While the third round of renegotiations of the trade pact ended last week, the status of many important issues remains in flux, including workers’ rights and cross-border trucking. The Teamsters have also joined civil society groups in calling for the elimination of a controversial dispute settlement mechanism in NAFTA’s investment chapter that allows corporations to sue governments.
At the top of the agenda is fixing the mistake of including long-haul trucking in the original NAFTA. The Teamsters have briefed U.S. and Canadian officials on suggested language that would provide a level playing field, improve truck safety and boost working conditions and wages for Mexican drivers.
This issue must be addressed in these negotiations. Not only do truckers stand to benefit, but American lives are at stake. Old and unsafe trucks put our highways at risk and pollute our air, putting the public’s health in jeopardy. That’s not a price people should pay for bad policy.
The first draft of the proposed U.S. labor chapter, which was tabled last week, is inadequate. As it stands, working and middle class families are better served by the current Canadian proposal, which will improve wages and working conditions in all three NAFTA countries and calls for an end to anti-worker right-to-work laws here.
It is imperative that NAFTA 2.0 gets it right when it comes to workers’ rights. The pact in its current form doesn’t work. Instead, it subordinates their interests to the bottom-line profit motives of multinational corporations, suppresses wages and labor standards, and contributes to rising inequality.
Michigan has seen firsthand the terrible damage trade deals like NAFTA have brought to this country. More than 161,000 Michigan workers have lost their jobs to offshoring, while 300,000 more manufacturing jobs have been lost since the deal took effect. Members of the UAW’s Local 600 in Dearborn were particularly hard-hit. It is estimated NAFTA has cost the U.S. more than a million jobs. That is unacceptable. It is time to replace NAFTA with a new model of trade that puts the interests of North American workers above those of multinational corporations and foreign investors.

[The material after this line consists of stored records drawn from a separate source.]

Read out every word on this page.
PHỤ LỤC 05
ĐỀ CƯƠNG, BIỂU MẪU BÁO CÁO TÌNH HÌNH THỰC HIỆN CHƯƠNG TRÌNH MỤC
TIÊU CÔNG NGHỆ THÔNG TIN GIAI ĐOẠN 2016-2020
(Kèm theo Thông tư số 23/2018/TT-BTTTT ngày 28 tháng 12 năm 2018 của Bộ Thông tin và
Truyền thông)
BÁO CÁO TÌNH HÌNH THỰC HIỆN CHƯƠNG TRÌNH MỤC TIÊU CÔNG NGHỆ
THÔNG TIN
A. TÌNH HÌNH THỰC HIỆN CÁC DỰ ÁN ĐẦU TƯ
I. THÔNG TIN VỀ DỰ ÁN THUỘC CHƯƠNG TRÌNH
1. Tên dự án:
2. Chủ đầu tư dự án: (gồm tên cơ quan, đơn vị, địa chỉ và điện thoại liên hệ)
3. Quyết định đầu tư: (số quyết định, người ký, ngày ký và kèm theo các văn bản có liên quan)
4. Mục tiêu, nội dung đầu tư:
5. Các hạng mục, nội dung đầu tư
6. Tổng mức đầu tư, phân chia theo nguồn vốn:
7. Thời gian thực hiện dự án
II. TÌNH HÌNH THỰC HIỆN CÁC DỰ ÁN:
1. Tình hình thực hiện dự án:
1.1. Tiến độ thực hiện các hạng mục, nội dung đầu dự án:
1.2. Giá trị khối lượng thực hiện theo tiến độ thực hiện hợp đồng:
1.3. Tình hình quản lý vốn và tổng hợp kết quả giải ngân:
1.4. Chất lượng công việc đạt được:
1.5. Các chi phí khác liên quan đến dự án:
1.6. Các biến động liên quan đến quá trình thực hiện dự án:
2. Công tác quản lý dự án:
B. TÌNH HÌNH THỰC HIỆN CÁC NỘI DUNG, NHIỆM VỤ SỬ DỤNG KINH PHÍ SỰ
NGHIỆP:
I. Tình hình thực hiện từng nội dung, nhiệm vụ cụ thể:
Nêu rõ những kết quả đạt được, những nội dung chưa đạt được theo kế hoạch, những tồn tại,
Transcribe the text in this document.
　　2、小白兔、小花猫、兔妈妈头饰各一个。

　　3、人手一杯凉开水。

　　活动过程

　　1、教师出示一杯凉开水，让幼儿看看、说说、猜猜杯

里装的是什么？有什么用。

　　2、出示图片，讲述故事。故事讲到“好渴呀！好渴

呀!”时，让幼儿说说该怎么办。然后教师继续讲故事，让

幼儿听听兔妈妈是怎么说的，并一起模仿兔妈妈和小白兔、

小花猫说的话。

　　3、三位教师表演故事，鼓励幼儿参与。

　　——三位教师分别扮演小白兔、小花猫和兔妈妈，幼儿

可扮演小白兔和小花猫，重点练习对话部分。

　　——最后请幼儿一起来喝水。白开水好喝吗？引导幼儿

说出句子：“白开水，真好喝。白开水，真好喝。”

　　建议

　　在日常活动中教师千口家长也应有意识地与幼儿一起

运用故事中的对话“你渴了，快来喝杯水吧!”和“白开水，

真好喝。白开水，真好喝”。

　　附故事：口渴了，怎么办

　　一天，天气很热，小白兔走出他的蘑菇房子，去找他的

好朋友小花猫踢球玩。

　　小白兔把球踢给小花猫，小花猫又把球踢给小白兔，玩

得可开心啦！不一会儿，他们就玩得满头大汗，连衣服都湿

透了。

Negotiators head back to Washington to continue talks next week, and there is a lot at stake. It is essential that workers’ interests take precedence over the desires of big business, which is merely looking to further boost their bottom lines over making policy changes that put people first. That’s what real change would look like.
The Teamsters are North America’s supply chain union. With members in long-haul trucking and freight rail, air, at ports and in warehouses, as well as members in manufacturing and food processing, this union has a big stake in trade policy reform. We will be monitoring the modernization of a flawed and failed NAFTA, and fighting to make sure that the new NAFTA works for working families.